一方、アメリカでは、すでに日本や欧州で使われてきた成分が今年6月、27年ぶりの新規有効成分として解禁された。ライトなタッチの使いやすさで一日の長がある日本ブランドだが、アメリカでも新成分の解禁を機に製品開発の裾野が広がろうとしている。
季節を問わず売れていく
海外掲示板のレディットでも、日本製を使って驚いたという声が飛び交う。
「日本に行くまで、あっちの日焼け止めがどれだけ上なのか全然知らなかったよ」
「塗りやすくて、しかも私たちが知ってるような『いかにも日焼け止め』っていう(ベタつく)感じが全然しない」
訪日観光客も多く訪れる、東京・渋谷にあるドラッグストアチェーンの「マツキヨココカラ」。店舗では、棚に日焼け止めがずらりと並ぶ。

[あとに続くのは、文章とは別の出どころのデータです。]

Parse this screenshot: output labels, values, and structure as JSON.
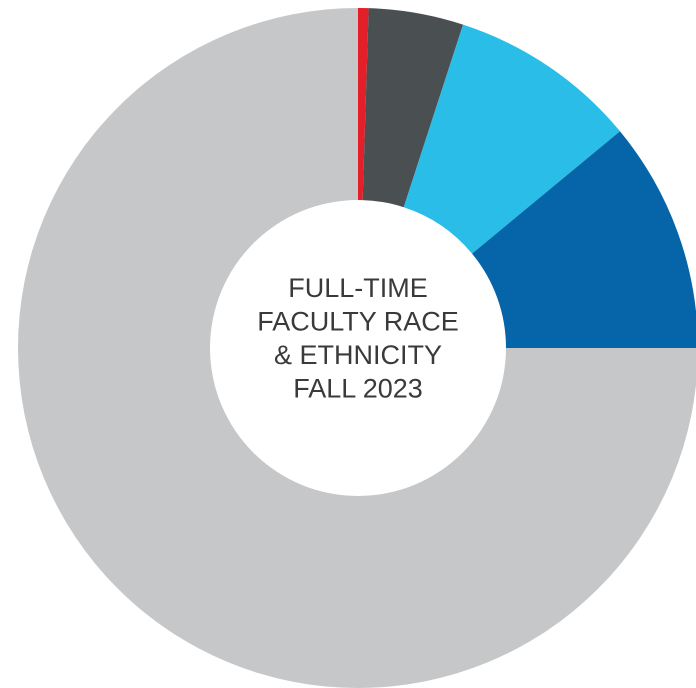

その数、約90種類。同チェーンの商品統括本部で化粧品を専門とする大槻剛士氏はAFPに、「売り上げは年々伸びています」と語る。かつて主な客層は女性だったが、今は男性客や訪日観光客も目立つ。日焼け止めは、季節を問わず売れていくという。
日本では、なぜ日焼け止めへの関心が高いのか。歴史的にも6世紀ごろから色白の肌を重んじる文化があったが、1990年代に入ると、日焼けを避けて白い肌を維持する「美白」がブームになった。
今では日本では女性に限らず、シミや肌の老化を防ぐために日焼け止めを塗る習慣が広がっている。